- The paper introduces a unified one-pass approach that simultaneously handles generation and retrieval in large language models.
- OneGen employs autoregressive retrieval tokens and contrastive learning, achieving notable gains in both QA and entity linking tasks.
- The framework reduces computational costs and simplifies deployment, making it ideal for real-time and low-resource applications.
OneGen: Efficient One-Pass Unified Generation and Retrieval for LLMs
The paper "OneGen: Efficient One-Pass Unified Generation and Retrieval for LLMs" authored by researchers from Zhejiang University and Ant Group, presents an innovative framework—OneGen—for enhancing LLMs with the capability to seamlessly integrate generation and retrieval tasks within a unified forward pass. The paper addresses existing limitations in LLMs' abilities to handle retrieval tasks efficiently when generating contextually accurate and factual responses.
Overview
In contemporary NLP, LLMs are predominantly leveraged for generation tasks across various applications due to their exceptional language generation capabilities. However, such models often stumble with hallucinations and factual inaccuracies stemming from their reliance on implicit, parametric knowledge. Retrieval-Augmented Generation (RAG) stands out as a prominent solution, wherein retrieval enriches the input with relevant passages. Prior works, however, often employ a separate retriever, necessitating multiple forward passes and resulting in increased computational overhead.
The OneGen framework proposed in this paper bridges the traditionally separate training paradigms for generation and retrieval by incorporating autoregressively generated retrieval tokens within a single LLM context. This approach enables a single LLM to manage both tasks simultaneously in a unified forward pass, optimizing both training and inference processes.
Methodology
OneGen introduces retrieval tokens generated in an autoregressive manner, which are used to represent retrieval queries within the same context used for generation. During training, these tokens participate in a specialized training procedure employing contrastive learning for retrieval tasks and LLM objectives for generative tasks. At inference, these retrieval tokens facilitate efficient on-demand retrieval by applying cosine similarity upon token generation, thus integrating the retrieved content seamlessly into the generative context.
Experimental Validation
The proposed framework is validated across two primary types of composite tasks: RAG (including both single-hop and multi-hop QA) and Entity Linking (EL). Experiments illustrate that OneGen outperforms existing state-of-the-art methods in terms of both effectiveness and efficiency. Notably, OneGen achieves:
- A 1.5-point average improvement across four Single-hop QA datasets.
- A 3.3-point F1 improvement across two Multi-hop QA datasets.
- A 3.2-point average accuracy improvement across six out-of-domain EL datasets.

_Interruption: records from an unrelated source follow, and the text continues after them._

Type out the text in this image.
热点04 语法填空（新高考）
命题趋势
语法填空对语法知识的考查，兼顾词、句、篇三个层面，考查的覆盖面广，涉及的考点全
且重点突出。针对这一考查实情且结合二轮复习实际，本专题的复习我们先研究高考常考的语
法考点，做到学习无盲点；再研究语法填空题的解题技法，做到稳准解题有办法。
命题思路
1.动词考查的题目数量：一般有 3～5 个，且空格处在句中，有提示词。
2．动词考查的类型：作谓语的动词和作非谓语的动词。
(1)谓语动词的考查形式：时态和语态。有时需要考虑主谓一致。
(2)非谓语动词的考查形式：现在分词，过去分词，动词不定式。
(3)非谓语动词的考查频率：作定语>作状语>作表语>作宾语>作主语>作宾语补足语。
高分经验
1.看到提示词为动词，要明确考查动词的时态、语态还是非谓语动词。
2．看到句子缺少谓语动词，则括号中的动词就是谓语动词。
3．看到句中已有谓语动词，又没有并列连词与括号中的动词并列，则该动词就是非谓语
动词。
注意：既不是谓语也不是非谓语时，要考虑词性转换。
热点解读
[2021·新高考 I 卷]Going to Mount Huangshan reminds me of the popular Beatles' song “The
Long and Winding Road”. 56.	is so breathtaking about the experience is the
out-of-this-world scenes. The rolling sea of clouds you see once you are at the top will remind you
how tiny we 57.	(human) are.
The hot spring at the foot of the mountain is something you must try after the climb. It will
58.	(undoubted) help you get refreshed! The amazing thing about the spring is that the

These results underscore OneGen’s capability to enhance retrieval within generation tasks without compromising the generative performance of LLMs.

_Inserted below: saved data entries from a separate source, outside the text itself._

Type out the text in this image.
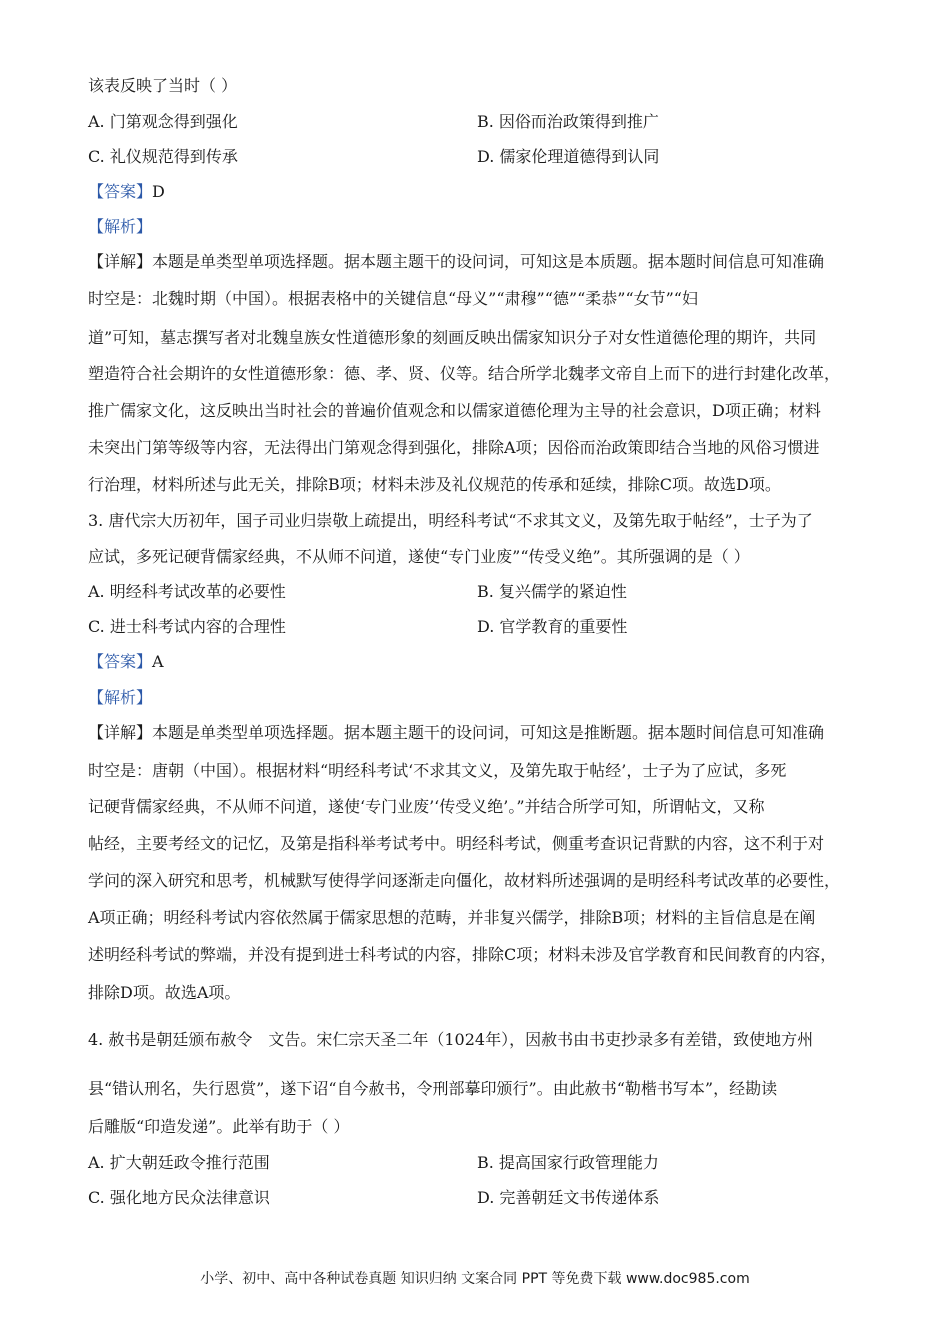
该表反映了当时（ ）
A. 门第观念得到强化	B. 因俗而治政策得到推广
C. 礼仪规范得到传承	D. 儒家伦理道德得到认同
【答案】D
【解析】
【详解】本题是单类型单项选择题。据本题主题干的设问词，可知这是本质题。据本题时间信息可知准确
时空是：北魏时期（中国）。根据表格中的关键信息“母义”“肃穆”“德”“柔恭”“女节”“妇
道”可知，墓志撰写者对北魏皇族女性道德形象的刻画反映出儒家知识分子对女性道德伦理的期许，共同
塑造符合社会期许的女性道德形象：德、孝、贤、仪等。结合所学北魏孝文帝自上而下的进行封建化改革，
推广儒家文化，这反映出当时社会的普遍价值观念和以儒家道德伦理为主导的社会意识，D项正确；材料
未突出门第等级等内容，无法得出门第观念得到强化，排除A项；因俗而治政策即结合当地的风俗习惯进
行治理，材料所述与此无关，排除B项；材料未涉及礼仪规范的传承和延续，排除C项。故选D项。
3. 唐代宗大历初年，国子司业归崇敬上疏提出，明经科考试“不求其文义，及第先取于帖经”，士子为了
应试，多死记硬背儒家经典，不从师不问道，遂使“专门业废”“传受义绝”。其所强调的是（ ）
A. 明经科考试改革的必要性	B. 复兴儒学的紧迫性
C. 进士科考试内容的合理性	D. 官学教育的重要性
【答案】A
【解析】
【详解】本题是单类型单项选择题。据本题主题干的设问词，可知这是推断题。据本题时间信息可知准确
时空是：唐朝（中国）。根据材料“明经科考试‘不求其文义，及第先取于帖经’，士子为了应试，多死
记硬背儒家经典，不从师不问道，遂使‘专门业废’‘传受义绝’。”并结合所学可知，所谓帖文，又称
帖经，主要考经文的记忆，及第是指科举考试考中。明经科考试，侧重考查识记背默的内容，这不利于对
学问的深入研究和思考，机械默写使得学问逐渐走向僵化，故材料所述强调的是明经科考试改革的必要性，
A项正确；明经科考试内容依然属于儒家思想的范畴，并非复兴儒学，排除B项；材料的主旨信息是在阐
述明经科考试的弊端，并没有提到进士科考试的内容，排除C项；材料未涉及官学教育和民间教育的内容，
排除D项。故选A项。
4. 赦书是朝廷颁布赦令　文告。宋仁宗天圣二年（1024年），因赦书由书吏抄录多有差错，致使地方州
县“错认刑名，失行恩赏”，遂下诏“自今赦书，令刑部摹印颁行”。由此赦书“勒楷书写本”，经勘读
后雕版“印造发递”。此举有助于（ ）
A. 扩大朝廷政令推行范围	B. 提高国家行政管理能力
C. 强化地方民众法律意识	D. 完善朝廷文书传递体系
小学、初中、高中各种试卷真题 知识归纳 文案合同 PPT 等免费下载 www.doc985.com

Implications and Future Work
Practical Implications: The ability to unify generation and retrieval in a single model simplifies deployment and reduces computational costs by eliminating the need for separate retrieval models and query rewriting. This enables more efficient inference, particularly beneficial in low-resource environments or applications requiring real-time processing.
Theoretical Implications: From a theoretical perspective, OneGen opens the door to more sophisticated task integrations within LLM architectures. It substantiates that retrieval capabilities can be inherently embedded within LLMs, allowing for more natural and coherent generation.
Conclusions
The OneGen framework presents a compelling enhancement to the capabilities of LLMs, efficiently integrating retrieval and generation tasks within a single unified forward pass. This innovation offers significant advancements in both computational efficiency and performance across various NLP tasks, emphasizing the benefits of joint training paradigms and the potential for further research in seamless task integration within LLM contexts.

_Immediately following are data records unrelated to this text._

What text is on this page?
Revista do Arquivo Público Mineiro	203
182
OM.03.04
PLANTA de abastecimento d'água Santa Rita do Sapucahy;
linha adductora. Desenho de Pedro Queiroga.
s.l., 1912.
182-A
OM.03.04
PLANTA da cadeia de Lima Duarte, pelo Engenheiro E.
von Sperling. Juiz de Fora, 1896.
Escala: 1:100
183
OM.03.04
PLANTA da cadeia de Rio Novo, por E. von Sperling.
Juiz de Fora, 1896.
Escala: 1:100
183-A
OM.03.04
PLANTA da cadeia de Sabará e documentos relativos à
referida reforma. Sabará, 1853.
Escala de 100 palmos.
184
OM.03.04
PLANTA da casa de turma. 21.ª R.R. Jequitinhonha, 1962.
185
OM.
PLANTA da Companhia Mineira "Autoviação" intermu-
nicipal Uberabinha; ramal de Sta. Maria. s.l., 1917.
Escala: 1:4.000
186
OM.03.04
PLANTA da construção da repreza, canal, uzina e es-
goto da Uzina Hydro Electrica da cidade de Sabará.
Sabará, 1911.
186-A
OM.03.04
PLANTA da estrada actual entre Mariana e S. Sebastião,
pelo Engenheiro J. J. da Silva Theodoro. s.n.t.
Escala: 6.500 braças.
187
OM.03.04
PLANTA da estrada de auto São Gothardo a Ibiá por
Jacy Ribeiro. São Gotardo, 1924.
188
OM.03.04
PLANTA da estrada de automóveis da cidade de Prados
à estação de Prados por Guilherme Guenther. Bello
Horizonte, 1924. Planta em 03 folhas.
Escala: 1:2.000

Future Directions: The paper suggests several avenues for future research:
- Extending OneGen to multimodal domains to handle tasks such as multimodal RAG and multimodal EL.
- Enhancing the framework with additional datasets to improve the LLMs’ abilities to manage complex retrieval and generation tasks.
- Investigating parameter-efficient fine-tuning methods like LoRA and QLoRA and their benefits for OneGen.
- Exploring the application of OneGen within Mixture of Experts (MoE) models to leverage dynamic routing for further efficiency gains.
In sum, this paper marks a significant stride in the efficient integration of retrieval within generative models, highlighting transformative implications for LLM deployment and performance in diverse NLP applications.